Will The Engine 2 Diet help you lose weight?

You’ll probably lose weight on Engine 2. Like all plant-based diets, the plan is low in fat and high in fiber, which helps keep you feeling fuller longer. Also, you’ll be getting rid of vegetable oil, which is highly caloric.

How easy is The Engine 2 Diet to follow?

The Engine 2 Diet is ranked  #28 in the Easiest Diets to Follow

If you’re looking for a mindless plan, The Engine 2 diet probably isn’t for you. It requires plenty of motivation and prep time, but the book and website provide tools for support.

  • The Engine 2 Diet is pretty inconvenient. Following a vegan diet puts you among a very small minority – just about 3% of Americans, according to a Gallup poll. So you’ll probably have to get used to asking for substitutions at restaurants and making plenty of your own meals. While recipes abound, some of the ingredients on the “E2-approved foods” list rely on specific brands that could be tough to find or pricey.
  • You won’t be at a loss for recipes on the Engine 2 diet. The book and website are packed with them.
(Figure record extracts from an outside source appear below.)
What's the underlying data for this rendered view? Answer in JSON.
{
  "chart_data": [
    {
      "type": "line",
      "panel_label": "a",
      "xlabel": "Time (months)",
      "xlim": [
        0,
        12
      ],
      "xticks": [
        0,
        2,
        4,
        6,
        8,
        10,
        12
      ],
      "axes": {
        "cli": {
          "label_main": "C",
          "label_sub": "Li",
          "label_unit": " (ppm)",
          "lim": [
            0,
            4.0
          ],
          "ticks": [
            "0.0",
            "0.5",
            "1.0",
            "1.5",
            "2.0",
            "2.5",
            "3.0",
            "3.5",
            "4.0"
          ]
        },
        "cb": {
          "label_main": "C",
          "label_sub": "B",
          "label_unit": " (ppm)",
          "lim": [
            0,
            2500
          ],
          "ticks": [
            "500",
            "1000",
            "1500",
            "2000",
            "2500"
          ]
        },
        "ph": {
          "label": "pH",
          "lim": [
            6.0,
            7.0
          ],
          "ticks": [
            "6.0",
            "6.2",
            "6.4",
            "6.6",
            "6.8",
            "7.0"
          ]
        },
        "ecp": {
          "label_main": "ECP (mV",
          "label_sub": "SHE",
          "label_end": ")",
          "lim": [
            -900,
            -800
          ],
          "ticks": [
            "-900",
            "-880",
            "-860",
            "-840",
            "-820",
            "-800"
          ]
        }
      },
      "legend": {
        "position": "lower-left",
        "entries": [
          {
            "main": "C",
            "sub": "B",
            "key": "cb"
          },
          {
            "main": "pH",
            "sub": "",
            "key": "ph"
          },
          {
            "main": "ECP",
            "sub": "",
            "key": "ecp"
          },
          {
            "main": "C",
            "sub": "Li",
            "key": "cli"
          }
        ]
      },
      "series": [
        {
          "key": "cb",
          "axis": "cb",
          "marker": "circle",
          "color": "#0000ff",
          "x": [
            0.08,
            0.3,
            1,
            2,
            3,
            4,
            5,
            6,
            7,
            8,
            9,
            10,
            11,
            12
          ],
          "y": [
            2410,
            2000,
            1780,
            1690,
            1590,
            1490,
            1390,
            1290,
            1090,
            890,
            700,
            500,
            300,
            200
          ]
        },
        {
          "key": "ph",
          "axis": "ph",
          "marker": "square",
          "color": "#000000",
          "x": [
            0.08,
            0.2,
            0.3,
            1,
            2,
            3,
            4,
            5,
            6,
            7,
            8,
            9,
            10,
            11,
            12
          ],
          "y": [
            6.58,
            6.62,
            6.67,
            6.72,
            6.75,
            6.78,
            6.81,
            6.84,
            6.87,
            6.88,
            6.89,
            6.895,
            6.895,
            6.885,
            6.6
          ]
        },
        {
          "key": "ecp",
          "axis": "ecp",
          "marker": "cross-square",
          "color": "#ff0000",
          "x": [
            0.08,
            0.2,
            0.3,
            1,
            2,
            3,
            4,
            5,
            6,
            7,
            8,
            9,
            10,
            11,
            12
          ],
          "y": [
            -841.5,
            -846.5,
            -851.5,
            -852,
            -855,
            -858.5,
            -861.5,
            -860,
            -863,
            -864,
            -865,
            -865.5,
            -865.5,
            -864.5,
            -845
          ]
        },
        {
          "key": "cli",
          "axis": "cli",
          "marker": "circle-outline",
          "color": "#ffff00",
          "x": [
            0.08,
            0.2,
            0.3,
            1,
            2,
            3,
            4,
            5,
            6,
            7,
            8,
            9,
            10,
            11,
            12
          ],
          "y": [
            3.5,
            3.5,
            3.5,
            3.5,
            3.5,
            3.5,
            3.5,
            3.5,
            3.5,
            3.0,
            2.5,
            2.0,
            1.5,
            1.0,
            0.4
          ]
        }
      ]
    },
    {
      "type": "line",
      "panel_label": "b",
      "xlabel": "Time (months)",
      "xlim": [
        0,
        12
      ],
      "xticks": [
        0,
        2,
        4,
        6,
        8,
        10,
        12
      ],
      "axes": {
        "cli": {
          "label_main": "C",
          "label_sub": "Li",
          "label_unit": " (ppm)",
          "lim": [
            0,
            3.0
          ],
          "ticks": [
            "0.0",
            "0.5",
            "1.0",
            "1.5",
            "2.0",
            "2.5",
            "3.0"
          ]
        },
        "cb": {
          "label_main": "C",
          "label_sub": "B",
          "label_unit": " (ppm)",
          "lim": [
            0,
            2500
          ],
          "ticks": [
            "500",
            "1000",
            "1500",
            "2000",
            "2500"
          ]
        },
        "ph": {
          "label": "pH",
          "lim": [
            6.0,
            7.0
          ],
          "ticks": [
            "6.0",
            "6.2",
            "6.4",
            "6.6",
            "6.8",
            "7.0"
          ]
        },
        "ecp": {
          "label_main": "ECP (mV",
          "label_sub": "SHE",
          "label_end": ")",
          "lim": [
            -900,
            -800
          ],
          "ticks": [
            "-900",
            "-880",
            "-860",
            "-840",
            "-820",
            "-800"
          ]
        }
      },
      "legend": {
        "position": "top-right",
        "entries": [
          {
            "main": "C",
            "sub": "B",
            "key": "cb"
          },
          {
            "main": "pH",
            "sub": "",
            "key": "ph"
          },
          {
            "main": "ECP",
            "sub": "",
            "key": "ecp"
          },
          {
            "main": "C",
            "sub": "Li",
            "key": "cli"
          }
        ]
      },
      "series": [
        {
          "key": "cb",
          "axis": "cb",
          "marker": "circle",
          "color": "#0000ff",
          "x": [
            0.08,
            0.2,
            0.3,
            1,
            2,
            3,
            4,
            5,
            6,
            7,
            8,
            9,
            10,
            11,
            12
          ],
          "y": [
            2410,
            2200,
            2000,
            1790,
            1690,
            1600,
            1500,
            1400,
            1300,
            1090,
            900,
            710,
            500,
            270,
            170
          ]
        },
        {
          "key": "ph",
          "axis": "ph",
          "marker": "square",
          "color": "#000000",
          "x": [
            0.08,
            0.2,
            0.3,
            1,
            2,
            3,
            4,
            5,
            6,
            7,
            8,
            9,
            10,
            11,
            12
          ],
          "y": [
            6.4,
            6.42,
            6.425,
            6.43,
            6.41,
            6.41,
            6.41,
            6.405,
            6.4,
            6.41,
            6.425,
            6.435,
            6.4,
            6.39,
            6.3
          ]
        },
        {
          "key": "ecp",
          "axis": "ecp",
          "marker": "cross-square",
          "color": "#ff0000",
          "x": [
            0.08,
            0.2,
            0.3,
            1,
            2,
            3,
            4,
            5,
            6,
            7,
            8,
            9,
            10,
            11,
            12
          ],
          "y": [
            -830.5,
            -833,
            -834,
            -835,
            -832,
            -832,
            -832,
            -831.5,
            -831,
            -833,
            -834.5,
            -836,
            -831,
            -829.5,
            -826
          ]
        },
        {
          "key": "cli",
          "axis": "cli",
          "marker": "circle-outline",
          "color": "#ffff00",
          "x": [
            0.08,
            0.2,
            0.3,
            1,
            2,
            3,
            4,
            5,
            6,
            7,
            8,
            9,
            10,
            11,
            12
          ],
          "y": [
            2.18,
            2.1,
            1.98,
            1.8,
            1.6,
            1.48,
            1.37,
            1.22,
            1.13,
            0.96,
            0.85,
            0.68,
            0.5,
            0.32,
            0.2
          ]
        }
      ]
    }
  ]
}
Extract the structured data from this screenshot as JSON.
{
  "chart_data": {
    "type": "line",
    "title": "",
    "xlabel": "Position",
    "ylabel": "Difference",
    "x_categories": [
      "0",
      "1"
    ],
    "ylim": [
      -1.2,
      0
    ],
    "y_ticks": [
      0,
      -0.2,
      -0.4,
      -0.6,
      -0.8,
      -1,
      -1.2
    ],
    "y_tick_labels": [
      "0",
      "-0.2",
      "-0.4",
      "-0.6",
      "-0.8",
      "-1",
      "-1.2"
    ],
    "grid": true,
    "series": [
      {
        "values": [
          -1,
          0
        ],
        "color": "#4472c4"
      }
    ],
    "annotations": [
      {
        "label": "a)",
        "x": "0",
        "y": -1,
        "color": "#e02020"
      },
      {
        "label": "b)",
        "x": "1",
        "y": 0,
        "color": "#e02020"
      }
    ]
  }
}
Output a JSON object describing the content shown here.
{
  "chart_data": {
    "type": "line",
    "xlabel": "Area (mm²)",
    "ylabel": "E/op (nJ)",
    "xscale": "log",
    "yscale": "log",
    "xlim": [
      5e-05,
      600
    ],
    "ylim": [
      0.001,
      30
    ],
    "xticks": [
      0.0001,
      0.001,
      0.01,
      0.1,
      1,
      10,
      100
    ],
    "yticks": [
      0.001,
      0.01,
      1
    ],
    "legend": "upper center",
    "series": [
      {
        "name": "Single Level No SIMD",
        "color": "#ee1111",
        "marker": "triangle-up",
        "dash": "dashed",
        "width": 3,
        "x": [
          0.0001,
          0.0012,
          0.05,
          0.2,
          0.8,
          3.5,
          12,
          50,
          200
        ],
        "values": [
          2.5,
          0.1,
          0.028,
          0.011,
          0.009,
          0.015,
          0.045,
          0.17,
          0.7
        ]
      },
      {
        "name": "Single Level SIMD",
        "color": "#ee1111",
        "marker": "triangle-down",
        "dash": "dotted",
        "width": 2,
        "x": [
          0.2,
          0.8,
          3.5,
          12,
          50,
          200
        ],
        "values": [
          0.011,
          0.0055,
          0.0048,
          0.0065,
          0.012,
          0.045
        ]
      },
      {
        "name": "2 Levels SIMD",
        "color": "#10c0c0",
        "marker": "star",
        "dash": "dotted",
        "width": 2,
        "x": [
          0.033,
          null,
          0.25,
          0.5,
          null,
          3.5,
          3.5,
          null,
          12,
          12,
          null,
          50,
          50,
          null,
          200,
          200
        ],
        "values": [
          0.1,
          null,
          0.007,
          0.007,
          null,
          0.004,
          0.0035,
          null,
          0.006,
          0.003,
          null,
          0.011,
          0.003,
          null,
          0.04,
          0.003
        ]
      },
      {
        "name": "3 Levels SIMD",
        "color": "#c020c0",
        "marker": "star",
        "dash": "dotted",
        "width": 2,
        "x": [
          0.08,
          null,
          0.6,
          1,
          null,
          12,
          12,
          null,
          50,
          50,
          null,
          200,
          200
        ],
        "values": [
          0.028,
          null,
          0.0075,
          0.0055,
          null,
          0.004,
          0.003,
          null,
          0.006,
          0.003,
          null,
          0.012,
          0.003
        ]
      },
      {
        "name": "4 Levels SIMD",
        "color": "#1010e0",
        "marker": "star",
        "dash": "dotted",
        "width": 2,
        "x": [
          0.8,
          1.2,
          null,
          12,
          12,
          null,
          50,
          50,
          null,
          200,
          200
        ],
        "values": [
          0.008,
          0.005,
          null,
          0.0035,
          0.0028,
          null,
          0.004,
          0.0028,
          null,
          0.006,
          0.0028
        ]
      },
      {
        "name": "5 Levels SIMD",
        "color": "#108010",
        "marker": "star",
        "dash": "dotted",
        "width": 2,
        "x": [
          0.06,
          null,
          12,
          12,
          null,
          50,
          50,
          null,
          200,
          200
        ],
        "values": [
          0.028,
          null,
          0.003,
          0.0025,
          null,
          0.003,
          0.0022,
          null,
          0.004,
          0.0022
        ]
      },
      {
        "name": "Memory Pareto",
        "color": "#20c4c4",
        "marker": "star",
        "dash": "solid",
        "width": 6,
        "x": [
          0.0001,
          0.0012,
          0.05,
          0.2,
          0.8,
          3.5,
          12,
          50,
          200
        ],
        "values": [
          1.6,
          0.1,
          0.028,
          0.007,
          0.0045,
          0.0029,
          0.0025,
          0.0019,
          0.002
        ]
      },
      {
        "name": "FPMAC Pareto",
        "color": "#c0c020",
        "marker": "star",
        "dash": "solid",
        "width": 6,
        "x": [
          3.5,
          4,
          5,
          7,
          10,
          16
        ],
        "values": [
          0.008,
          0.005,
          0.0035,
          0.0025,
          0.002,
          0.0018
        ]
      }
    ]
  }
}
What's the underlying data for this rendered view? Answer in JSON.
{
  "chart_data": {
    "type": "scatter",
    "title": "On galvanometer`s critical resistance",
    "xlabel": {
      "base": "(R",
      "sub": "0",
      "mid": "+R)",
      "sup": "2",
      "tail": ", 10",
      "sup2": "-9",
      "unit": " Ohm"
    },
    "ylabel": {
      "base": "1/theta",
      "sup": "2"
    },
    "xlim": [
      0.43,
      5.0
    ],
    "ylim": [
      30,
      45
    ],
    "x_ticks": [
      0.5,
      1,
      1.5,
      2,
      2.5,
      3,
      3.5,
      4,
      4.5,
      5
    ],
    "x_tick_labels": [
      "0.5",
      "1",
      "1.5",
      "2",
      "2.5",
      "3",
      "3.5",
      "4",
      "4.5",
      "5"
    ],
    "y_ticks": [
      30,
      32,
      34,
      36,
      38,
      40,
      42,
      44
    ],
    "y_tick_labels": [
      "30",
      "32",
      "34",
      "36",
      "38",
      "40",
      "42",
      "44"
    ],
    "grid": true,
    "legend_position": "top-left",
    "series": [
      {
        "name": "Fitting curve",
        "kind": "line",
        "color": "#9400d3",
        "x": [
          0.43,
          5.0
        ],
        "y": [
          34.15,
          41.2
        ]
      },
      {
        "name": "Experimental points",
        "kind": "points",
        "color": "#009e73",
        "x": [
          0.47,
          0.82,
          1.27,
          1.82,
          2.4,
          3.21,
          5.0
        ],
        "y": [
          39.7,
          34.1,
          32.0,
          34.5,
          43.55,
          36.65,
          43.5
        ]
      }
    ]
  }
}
Recipes are heavy on Tex-Mex, but include a range of options; many are heart-healthy alternatives to classic American comfort food.
  • You can eat out on the Engine 2 Diet – if you’re conscientious about it. The book offers menu suggestions for various types of cuisine. Avoid soda, and don’t be afraid to request substitutions, such as corn tortillas instead of fried chips, or extra veggies instead of cheese.
  • There are timesavers. The Engine 2 Diet can take time, but detailed meal plans and grocery lists help.
  • You don’t have to pursue the Engine 2 Diet on your own. The website features an online educational support community called “Engine 2 Extra,” which includes discounts for events along with access to coaching, cooking classes, member blogs and help with meal planning.
  • You should feel full enough on the Engine 2 diet. Nutrition experts emphasize the importance of satiety, the satisfied feeling that you’ve had enough. Because this diet is built around fiber-packed veggies, fruits, and whole grains, you shouldn’t feel hungry between meals.
  • Engine 2 recipes are crafted to be flavorful. Recipes include “Raise the Roof Sweet Potato Lasagna,” homemade hummus, chili dogs, sloppy Joes, “macaroni not cheese” and spelt pancakes. Instead of oil, Esselstyn advises cooking with water (or even beer) and baking with mashed bananas, applesauce, and prunes.
See also  Mediterranean Diet

How much should you exercise on The Engine 2 Diet?

Esselstyn suggests a corollary fitness program with his Engine 2 diet. Should you choose to integrate the recommended exercise program into your new lifestyle, you’ll devote 20 to 40 minutes to aerobic activity (walking, swimming, or tennis, for example) three days a week. On two other days, you’ll follow the “E2 Exercise Program” – three rounds of four exercises that blend strength training with aerobics. The book offers visuals matched with descriptions of the exercises that work your legs, upper body, and core, followed by a cardiovascular activity. For his part, Esselstyn (who is pictured in the visuals) says that a vegan diet supported his career as a professional triathlete, helping him win major competitions.